Kiros has framed this experience as a catalyst for her run, drawing parallels between the conflict in Gaza and the genocide in Tigray, Ethiopia, which her family fled. Her campaign positions her not just as a policy critic, but as a victim of the “coercive” professional environments that silence dissent on human rights.
The “Abolish ICE” & Migrant Advocacy Stance
As a migrant candidate, Kiros’ platform on immigration is among the most radical in the 2026 cycle. She explicitly calls for abolishing ICE, arguing that the current enforcement-heavy system is inherently dehumanizing.

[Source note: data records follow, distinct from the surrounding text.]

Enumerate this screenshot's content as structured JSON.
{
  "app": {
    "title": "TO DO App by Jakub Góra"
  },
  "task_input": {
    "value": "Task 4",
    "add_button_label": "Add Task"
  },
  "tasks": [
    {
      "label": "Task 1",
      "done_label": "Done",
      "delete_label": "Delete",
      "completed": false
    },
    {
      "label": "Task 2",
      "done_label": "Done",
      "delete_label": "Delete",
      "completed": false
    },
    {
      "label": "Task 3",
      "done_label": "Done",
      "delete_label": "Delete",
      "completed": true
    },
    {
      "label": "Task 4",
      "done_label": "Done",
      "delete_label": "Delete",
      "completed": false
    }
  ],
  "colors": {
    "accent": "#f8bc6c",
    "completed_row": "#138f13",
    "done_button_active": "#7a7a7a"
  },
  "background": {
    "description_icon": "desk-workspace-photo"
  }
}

Her advocacy focuses on:
Humane Alternatives: Replacing enforcement with systems that honor the “sacrifices” of immigrant families.
Ending “Blank Checks”: Reallocating military and enforcement funding toward domestic social safety nets like housing and healthcare.
Intersectional Justice: Linking the plight of refugees globally (from Tigray to Palestine) to the treatment of migrants at the U.S. border.
The 2026 Primary Landscape
Kiros faces a formidable “dean” of the Colorado delegation. Rep. DeGette has held the seat since 1997—before Kiros was born.
Fundraising: As of late 2025, Kiros had raised approximately $125,535, a notable sum for a first-time grassroots challenger, though she trails DeGette’s substantial war chest.
District Profile: CO-01 is a D+29 stronghold. The primary on June 30, 2026, is widely seen as the real contest, serving as a litmus test for whether Denver’s urban electorate is ready to trade institutional seniority for the structural reform Kiros promises.
Reporter’s Note: Kiros is part of a slim demographic in the 119th Congress cycle; currently, only about 4% of Congress members are foreign-born, while roughly 15% are immigrants or children of immigrants. Her victory would mark a historic breakthrough for the Horn of Africa diaspora in federal politics.